Электронная библиотека книг » Борис Сопельняк » Секретные архивы НКВД-КГБ » Текст книги (страница 5)
Секретные архивы НКВД-КГБ
  • Текст добавлен: 21 сентября 2016, 16:28

Текст книги "Секретные архивы НКВД-КГБ"


Автор книги: Борис Сопельняк



сообщить о нарушении

Текущая страница: 5 (всего у книги 29 страниц) [доступный отрывок для чтения: 11 страниц]

ЕГО ПОКАЗАНИЯ РОДИЛИСЬ ИЗ-ПОД ПАЛКИ

Целый год продолжалось следствие по делу Михаила Кольцова – случай по тем временам беспрецедентный, обычно управлялись за два-три месяца. 15 декабря 1939 года Михаилу Ефимовичу было предъявлено обвинительное заключение, а 1 февраля 1940-го состоялось закрытое заседание Военной коллегии Верховного суда СССР. Председательствовал на заседании один из самых зловещих субъектов тех лет – Ульрих.

Передо мной – протокол этого заседания. Само собой разумеется, он имеет гриф «Совершенно секретно» и отпечатан в одном экземпляре.

– Признаете ли вы себя виновным? – задал Ульрих формальный, и ничего не решающий, вопрос.

И тут судей ждал большой сюрприз! Протокол есть протокол, эмоции в нем не отражены, но можно себе представить, как говорил Кольцов и как слушал Ульрих. Не могу не привести выдержку из этого секретного документа.

«Подсудимый ответил, что виновным себя не признает ни в одном из пунктов предъявленных ему обвинений. Все предъявленные обвинения им самим вымышлены в течение 5-месячных избиений и издевательств, и изложены собственноручно. Весь

2-й том собственноручных показаний он написал по требованию следователя. Все показания он дал исключительно под избиением. Отдельные страницы и отдельные моменты являются реальными, но никому из иностранных журналистов он не давал никакой информации. С Луи Фишером встречался, но никогда не имел с ним антисоветской связи и в своих показаниях все выдумал. С Радеком тоже встречался, но не по антисоветской линии, а все показания дал исключительно под избиением.

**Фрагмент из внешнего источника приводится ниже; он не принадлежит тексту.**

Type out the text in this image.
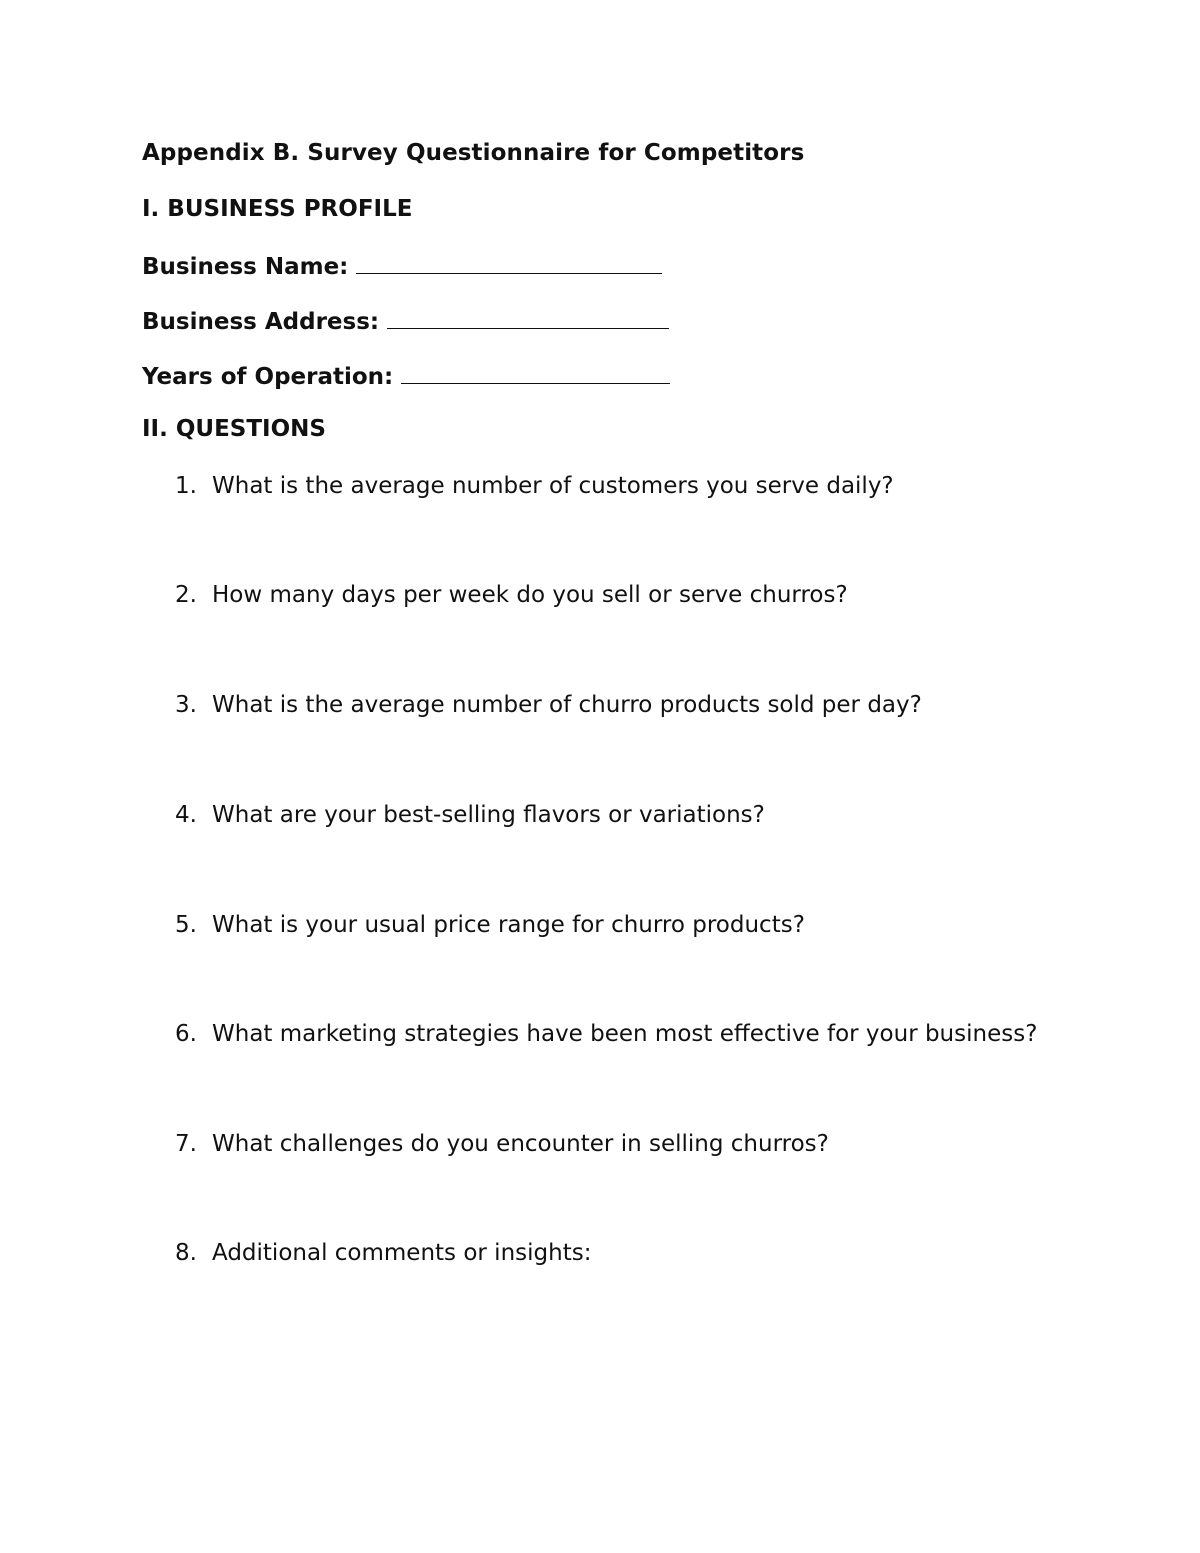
Appendix B. Survey Questionnaire for Competitors
I. BUSINESS PROFILE
Business Name:
Business Address:
Years of Operation:
II. QUESTIONS
1. What is the average number of customers you serve daily?
2. How many days per week do you sell or serve churros?
3. What is the average number of churro products sold per day?
4. What are your best-selling flavors or variations?
5. What is your usual price range for churro products?
6. What marketing strategies have been most effective for your business?
7. What challenges do you encounter in selling churros?
8. Additional comments or insights:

Все показания, касающиеся Марии Остен, Андре Жида, а также вербовки в германскую, французскую и американскую разведки также вымышлены и даны под давлением следователя.

В предоставленном ему последнем слове подсудимый заявил, что никакой антисоветской деятельностью не занимался и шпионом никогда не был. Его показания родились из-под палки, когда его били по лицу, по зубам, по всему телу. Он был доведен следователем Кузь-миновым до такого состояния, что вынужден был дать показания на совершенно невинных людей и признаться в работе на любые разведки мира. Все это—выдумка и вымысел. Все его показания могут быть легко опровергнуты, так как никем не подтверждены.

Ни в одном из предъявленных ему пунктов обвинения виновным себя не признает и просит суд разобраться в его деле и во всех фактах предъявленных ему обвинений.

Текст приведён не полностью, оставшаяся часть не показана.